Dass der Beklagte diese Pflichtverletzung nicht zu vertreten ( § 280 S. 2 BGB) hätte, hat er selbst nicht behauptet. Insoweit er davon ausging, er sei zur Offenlegung gar verpflichtet, lässt dies das Verschulden des Beklagten ohnehin unberührt.
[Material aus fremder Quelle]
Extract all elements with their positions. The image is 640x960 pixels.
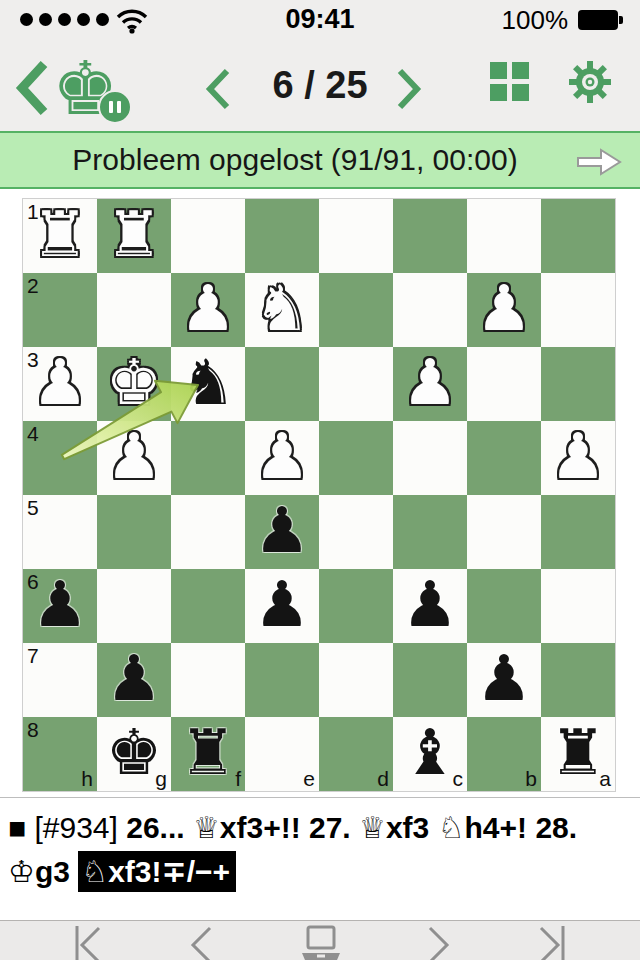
- white-p-piece: ♟: [541, 421, 615, 495]
- square-h6[interactable]: ♟6: [23, 569, 97, 643]
- square-b8[interactable]: b: [467, 717, 541, 791]
- rank-label-6: 6: [27, 570, 39, 594]
- square-h5[interactable]: 5: [23, 495, 97, 569]
- square-c5[interactable]: [393, 495, 467, 569]
- square-e5[interactable]: ♟: [245, 495, 319, 569]
- square-c1[interactable]: [393, 199, 467, 273]
- white-k-piece: ♚: [97, 347, 171, 421]
- go-last-button[interactable]: [531, 923, 575, 960]
- square-d3[interactable]: [319, 347, 393, 421]
- square-h2[interactable]: 2: [23, 273, 97, 347]
- square-a1[interactable]: [541, 199, 615, 273]
- square-f1[interactable]: [171, 199, 245, 273]
- file-label-d: d: [377, 767, 389, 791]
- square-b1[interactable]: [467, 199, 541, 273]
- square-b6[interactable]: [467, 569, 541, 643]
- file-label-h: h: [81, 767, 93, 791]
- square-c6[interactable]: ♟: [393, 569, 467, 643]
- square-e3[interactable]: [245, 347, 319, 421]
- notation-segment: ■ [#934]: [8, 811, 126, 844]
- square-d5[interactable]: [319, 495, 393, 569]
- white-r-piece: ♜: [97, 199, 171, 273]
- status-banner: Probleem opgelost (91/91, 00:00): [0, 131, 640, 189]
- square-d1[interactable]: [319, 199, 393, 273]
- problem-pager: 6 / 25: [0, 58, 640, 118]
- problem-counter: 6 / 25: [0, 64, 640, 107]
- square-a4[interactable]: ♟: [541, 421, 615, 495]
- square-e6[interactable]: ♟: [245, 569, 319, 643]
- square-b5[interactable]: [467, 495, 541, 569]
- square-h8[interactable]: 8h: [23, 717, 97, 791]
- square-h7[interactable]: 7: [23, 643, 97, 717]
- square-h1[interactable]: ♜1: [23, 199, 97, 273]
- black-n-piece: ♞: [171, 347, 245, 421]
- move-notation[interactable]: ■ [#934] 26... ♕xf3+!! 27. ♕xf3 ♘h4+! 28…: [0, 801, 640, 899]
- square-g3[interactable]: ♚: [97, 347, 171, 421]
- square-e8[interactable]: e: [245, 717, 319, 791]
- square-b7[interactable]: ♟: [467, 643, 541, 717]
- square-d8[interactable]: d: [319, 717, 393, 791]
- black-p-piece: ♟: [245, 569, 319, 643]
- square-a3[interactable]: [541, 347, 615, 421]
- status-bar: 09:41 100%: [0, 0, 640, 40]
- square-a6[interactable]: [541, 569, 615, 643]
- rank-label-5: 5: [27, 496, 39, 520]
- file-label-f: f: [235, 767, 241, 791]
- square-f3[interactable]: ♞: [171, 347, 245, 421]
- rank-label-4: 4: [27, 422, 39, 446]
- layout-grid-button[interactable]: [490, 62, 530, 102]
- square-d2[interactable]: [319, 273, 393, 347]
- square-e4[interactable]: ♟: [245, 421, 319, 495]
- rank-label-7: 7: [27, 644, 39, 668]
- square-a2[interactable]: [541, 273, 615, 347]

In der Rechtsprechung ist zwar anerkannt, dass der Schuldner für einen Rechtsirrtum nur dann einzustehen hat, wenn er fahrlässig gehandelt hat (RGZ 119, 268; 156, 120; BGH, NJW 1951, 398; 1951, 758 [BGH 25.06.1951 - III ZR 146/50]; 1972, 1045 [BGH 22.02.1972 - VI ZR 135/70]; Erman/Westermann, BGB11., § 276 Rn. 22). Der Schuldner muss in diesem Zusammenhang aber zuvor die Rechtslage sorgfältig prüfen, soweit erforderlich Rechtsrat einholen und die höchstrichterliche Rechtsprechung sorgsam beachten (BGHZ 89, 296 [303]; BGH, NJW 1994, 2754). Dass der Beklagte die Verpflichtung zur "Offenbarung" sorgfältig geprüft hätte, ist bereits nicht vorgetragen. Ersichtlich ist dies auch nicht, denn bereits bei bloßem Lesen des § 1 Abs. 2 Nr. 3 BDSG wäre dem Beklagten andernfalls aufgefallen, dass die Offenbarungspflicht bei privaten Aufträgen an ein anderes Privatrechtssubjekt nicht gilt.
Der geltend gemachte Zinsanspruch folgt aus §§ 247, 286, 288 BGB.
II.
Die Widerklage des Beklagten ist nicht begründet, denn der Beklagte hat seinen Honoraranspruch verwirkt (siehe oben). Insoweit kommt es auch nicht darauf an, in welcher Höhe ein Honoraranspruch vereinbart worden ist. Die Verwirkung führt zur dauerhaften Undurchsetzbarkeit des betreffenden Rechts (Prütting/Wegen/Weinreich-Schmidt-Kessel, BGB2006, § 242 Rn. 53; BGH, NJW 1966, 343 [BGH 10.11.1965 - Ib ZR 101/63] [345]), so dass der Kläger nicht zur Zahlung verpflichtet ist.
III.
Die Kostenentscheidung ergibt sich aus §§ 91 Abs. 1, 91a ZPO.
Soweit der Kläger zunächst mit seiner negativen Feststellungsklage beantragt hatte, festzustellen, dass er nicht zur weiteren Zahlung in Höhe von 2.608,30 EUR verpflichtet ist, haben die Parteien den Rechtsstreit übereinstimmend für erledigt erklärt. Insoweit ist nachträglich durch Erhebung der auf Zahlung gerichteten Widerklage in Form der Leistungsklage das Feststellungsinteresse für die negative Feststellungsklage des Klägers entfallen, da die Entscheidung über die Leistungsklage ein Sachurteil erlaubt (BGHZ, 134, 201 [209ff.]; Musielak/Foerste, ZPO4., § 256 Rn. 16). Da der Kläger mit diesem Antrag ohne das erledigende Ereignis nach den Ausführungen unter Ziffer II. Erfolg gehabt hätte, hat der Beklagte auch insoweit die Kosten des Rechtsstreites zu tragen.
Die Entscheidung über die vorläufige Vollstreckbarkeit beruht auf §§ 708 Nr. 11, 711 ZPO.